Elle l’invite alors dans sa chambre pour qu’il puisse mieux apprécier ses rondeurs. Il refusera sous prétexte que l’uniforme qu’il porte lui interdit tout écart. Ce sous-off qui cite Casanova que 99% de la population algérienne ignore est vraiment spécial. Passons. En tout cas, Zouzou, lui, certifie que Djerras n’a pas montré le bout de son nez depuis pas mal de temps. Zouzou, lui, propose quelques jolies pensionnaires que Hassan refuse encore. Ce n’est pas un gendarme cet homme, c’est un saint. Elle souhaite qu’il vienne vivre avec elle. Gardien de harem ? Pas son style. Il lui fait une proposition décente dans le temple de la luxure. C’est elle qu’il veut. Comme épouse pour une vie paisible. Elle pleure de joie ? Elle pleure de fureur. « (…) Tu m’offres d’aller m’enterrer dans un patelin quelconque à faire la cuisine et laver la vaisselle… » Et alors elle passe sans transition de l’amour fou à l’indifférence-est-ce possible ?- En lui disant qu’elle ne l’aime plus. Comme ça, en une seconde, elle ne l’aime plus. Il faudrait que Tabti nous donne la recette pour qu’on l’offre aux amoureux accrocs.

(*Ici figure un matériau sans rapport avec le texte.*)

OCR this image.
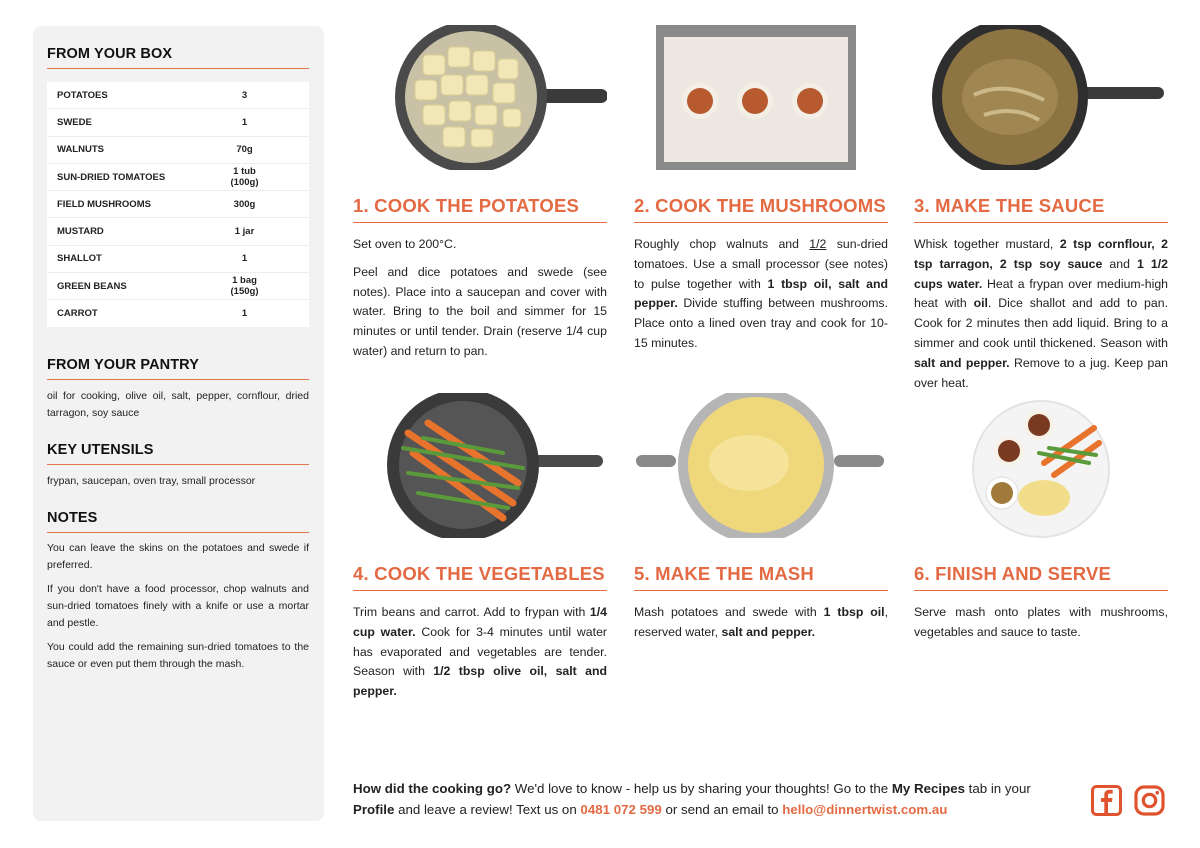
FROM YOUR BOX
POTATOES	3
SWEDE	1
WALNUTS	70g
SUN-DRIED TOMATOES	1 tub (100g)
FIELD MUSHROOMS	300g
MUSTARD	1 jar
SHALLOT	1
GREEN BEANS	1 bag (150g)
CARROT	1
FROM YOUR PANTRY
oil for cooking, olive oil, salt, pepper, cornflour, dried tarragon, soy sauce
KEY UTENSILS
frypan, saucepan, oven tray, small processor
NOTES
You can leave the skins on the potatoes and swede if preferred.
If you don't have a food processor, chop walnuts and sun-dried tomatoes finely with a knife or use a mortar and pestle.
You could add the remaining sun-dried tomatoes to the sauce or even put them through the mash.
1. COOK THE POTATOES

Set oven to 200°C.

Peel and dice potatoes and swede (see notes). Place into a saucepan and cover with water. Bring to the boil and simmer for 15 minutes or until tender. Drain (reserve 1/4 cup water) and return to pan.

2. COOK THE MUSHROOMS

Roughly chop walnuts and 1/2 sun-dried tomatoes. Use a small processor (see notes) to pulse together with 1 tbsp oil, salt and pepper. Divide stuffing between mushrooms. Place onto a lined oven tray and cook for 10-15 minutes.

3. MAKE THE SAUCE

Whisk together mustard, 2 tsp cornflour, 2 tsp tarragon, 2 tsp soy sauce and 1 1/2 cups water. Heat a frypan over medium-high heat with oil. Dice shallot and add to pan. Cook for 2 minutes then add liquid. Bring to a simmer and cook until thickened. Season with salt and pepper. Remove to a jug. Keep pan over heat.

4. COOK THE VEGETABLES

Trim beans and carrot. Add to frypan with 1/4 cup water. Cook for 3-4 minutes until water has evaporated and vegetables are tender. Season with 1/2 tbsp olive oil, salt and pepper.

5. MAKE THE MASH

Mash potatoes and swede with 1 tbsp oil, reserved water, salt and pepper.

6. FINISH AND SERVE

Serve mash onto plates with mushrooms, vegetables and sauce to taste.

How did the cooking go? We'd love to know - help us by sharing your thoughts! Go to the My Recipes tab in your Profile and leave a review! Text us on 0481 072 599 or send an email to hello@dinnertwist.com.au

Il tombe sous le charme de la belle Alia

Si on s’est attardé sur cette séquence c’est pour montrer le côté fleur bleue de cet adjudant-chef qui fait fi des conventions sociales en cherchant à épouser une péripatéticienne contente de son sort. Djerras n’est plus introuvable. Son corps sans vie vient d’être découvert dans un ravin. On annonce la nouvelle à sa femme. Elle reste de marbre. Comme toujours. On annonce la nouvelle à Borhani. Il fend en larmes. A ne rien comprendre. Hassan décide de creuser la piste Borhani. Il part au bar-restaurant « La méduse » pour voir le patron, ami de « Moustache ». Il tombe sous le charme de la très belle Alia, la femme du patron. Dès le premier regard, la couleur est annoncée.

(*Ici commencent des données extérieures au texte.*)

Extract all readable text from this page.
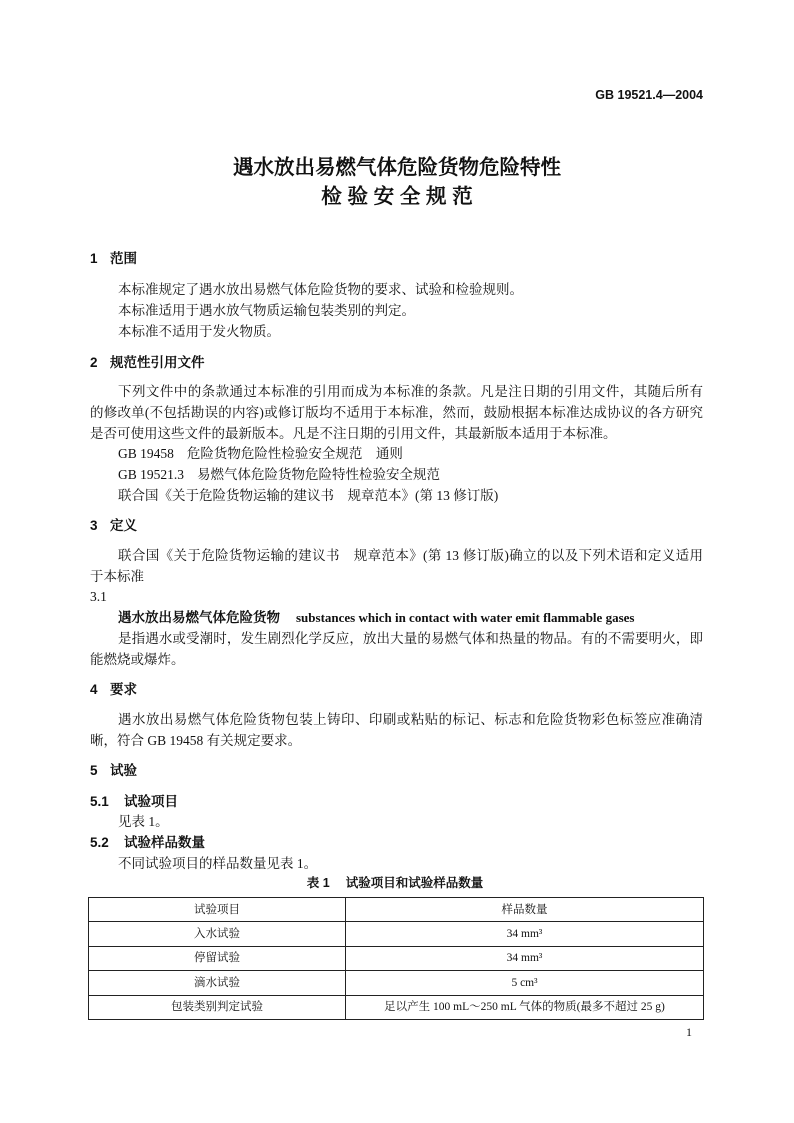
GB 19521.4—2004
遇水放出易燃气体危险货物危险特性
检 验 安 全 规 范
1 范围
本标准规定了遇水放出易燃气体危险货物的要求、试验和检验规则。
本标准适用于遇水放气物质运输包装类别的判定。
本标准不适用于发火物质。
2 规范性引用文件
下列文件中的条款通过本标准的引用而成为本标准的条款。凡是注日期的引用文件，其随后所有
的修改单(不包括勘误的内容)或修订版均不适用于本标准，然而，鼓励根据本标准达成协议的各方研究
是否可使用这些文件的最新版本。凡是不注日期的引用文件，其最新版本适用于本标准。
GB 19458 危险货物危险性检验安全规范　通则
GB 19521.3 易燃气体危险货物危险特性检验安全规范
联合国《关于危险货物运输的建议书　规章范本》(第 13 修订版)
3 定义
联合国《关于危险货物运输的建议书　规章范本》(第 13 修订版)确立的以及下列术语和定义适用
于本标准
3.1
遇水放出易燃气体危险货物 substances which in contact with water emit flammable gases
是指遇水或受潮时，发生剧烈化学反应，放出大量的易燃气体和热量的物品。有的不需要明火，即
能燃烧或爆炸。
4 要求
遇水放出易燃气体危险货物包装上铸印、印刷或粘贴的标记、标志和危险货物彩色标签应准确清
晰，符合 GB 19458 有关规定要求。
5 试验
5.1 试验项目
见表 1。
5.2 试验样品数量
不同试验项目的样品数量见表 1。
表 1 试验项目和试验样品数量
试验项目	样品数量
入水试验	34 mm³
停留试验	34 mm³
滴水试验	5 cm³
包装类别判定试验	足以产生 100 mL～250 mL 气体的物质(最多不超过 25 g)
1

- « Alia ? Un joli prénom pour
désigner une superbe fleur poussant si haut qu’elle est difficile à atteindre. Elle lui répond du tac au tac :
-Rien n’est impossible quand on sait s’y prendre… » Dialogue surréaliste. Le lecteur le plus romantique sera choqué par cette entrée en matière osée du sous-off et plus encore de la réponse de la femme. On voit l’influence de Casanova qui, dans ses Mémoires, ose tout avec les femmes. Dans le même style fleuri et coquin que Tabti. Avec comme maître Casanova, n’est pas rien. Bref, la femme conquise, le mari avouera qu’il a menti sur son pote Borhani. Exit l’alibi de « Moustache » S’il n’était pas à « La méduse », s’il a présenté un faux alibi c’est que c’est lui l’assassin. Minute. Hassan apprend que Borhani avait veillé pendant ces journées de doute son cousin à l’hôpital. Il était garde-malade le pauvre. Et pourquoi n’a-t-il pas, dès le départ, brandi cet alibi au lieu de mentir et d’emmener Hassan et le lecteur sur une fausse piste ? Par pudeur simplement. Quand il fait du bien, il le cache. Le suspect numéro un, innocenté, retour à la case départ.

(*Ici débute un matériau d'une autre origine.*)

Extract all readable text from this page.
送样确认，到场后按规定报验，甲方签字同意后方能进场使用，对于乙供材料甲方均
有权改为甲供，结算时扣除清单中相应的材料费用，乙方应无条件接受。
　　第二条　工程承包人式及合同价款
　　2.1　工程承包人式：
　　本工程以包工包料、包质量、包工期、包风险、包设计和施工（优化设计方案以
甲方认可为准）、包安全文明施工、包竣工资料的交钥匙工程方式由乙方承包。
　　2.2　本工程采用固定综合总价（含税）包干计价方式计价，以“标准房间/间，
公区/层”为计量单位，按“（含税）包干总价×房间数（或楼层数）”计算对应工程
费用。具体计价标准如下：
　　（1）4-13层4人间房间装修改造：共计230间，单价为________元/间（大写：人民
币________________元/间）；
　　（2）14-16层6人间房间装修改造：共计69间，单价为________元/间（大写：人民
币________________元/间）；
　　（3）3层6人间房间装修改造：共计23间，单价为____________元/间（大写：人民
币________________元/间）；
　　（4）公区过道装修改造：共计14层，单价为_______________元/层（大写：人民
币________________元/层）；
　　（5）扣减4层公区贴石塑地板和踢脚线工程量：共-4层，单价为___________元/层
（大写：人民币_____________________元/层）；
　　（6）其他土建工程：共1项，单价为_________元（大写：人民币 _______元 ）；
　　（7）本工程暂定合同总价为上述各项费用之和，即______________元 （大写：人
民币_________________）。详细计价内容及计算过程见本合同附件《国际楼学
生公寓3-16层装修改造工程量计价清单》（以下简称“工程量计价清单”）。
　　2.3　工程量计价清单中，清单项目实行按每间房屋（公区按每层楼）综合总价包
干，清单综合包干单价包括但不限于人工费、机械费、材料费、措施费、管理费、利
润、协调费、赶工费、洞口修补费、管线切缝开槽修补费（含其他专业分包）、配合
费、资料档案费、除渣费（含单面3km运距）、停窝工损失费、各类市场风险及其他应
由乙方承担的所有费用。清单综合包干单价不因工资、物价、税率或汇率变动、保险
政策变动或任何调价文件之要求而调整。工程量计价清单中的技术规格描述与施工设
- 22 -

On n’en dira pas plus pour que le mystère reste entier sur l’assassinat de Djerras. On ajoutera cependant que le coup de foudre entre Alia et Hassan se terminera comme dans les films hollywoodiens : par un happy end. Le mari ayant eu la bonne idée de succomber à son cancer en confiant sa femme à…Hassan. On aura tout vu. Au-delà de quelques invraisemblances qui font d’un sous-off un homme de grande culture à la gentillesse introuvable par ces temps, au-delà de quelques dialogues savoureux, mais pas réaliste pour un sou, au-delà d’une énigme qu’on devine sans trop d’efforts, au-delà de tout ça, « La dernière enquête » est un très bon moment de lecture servi par un style simple et sans fioritures qui nous change des postures compliquées de certains auteurs.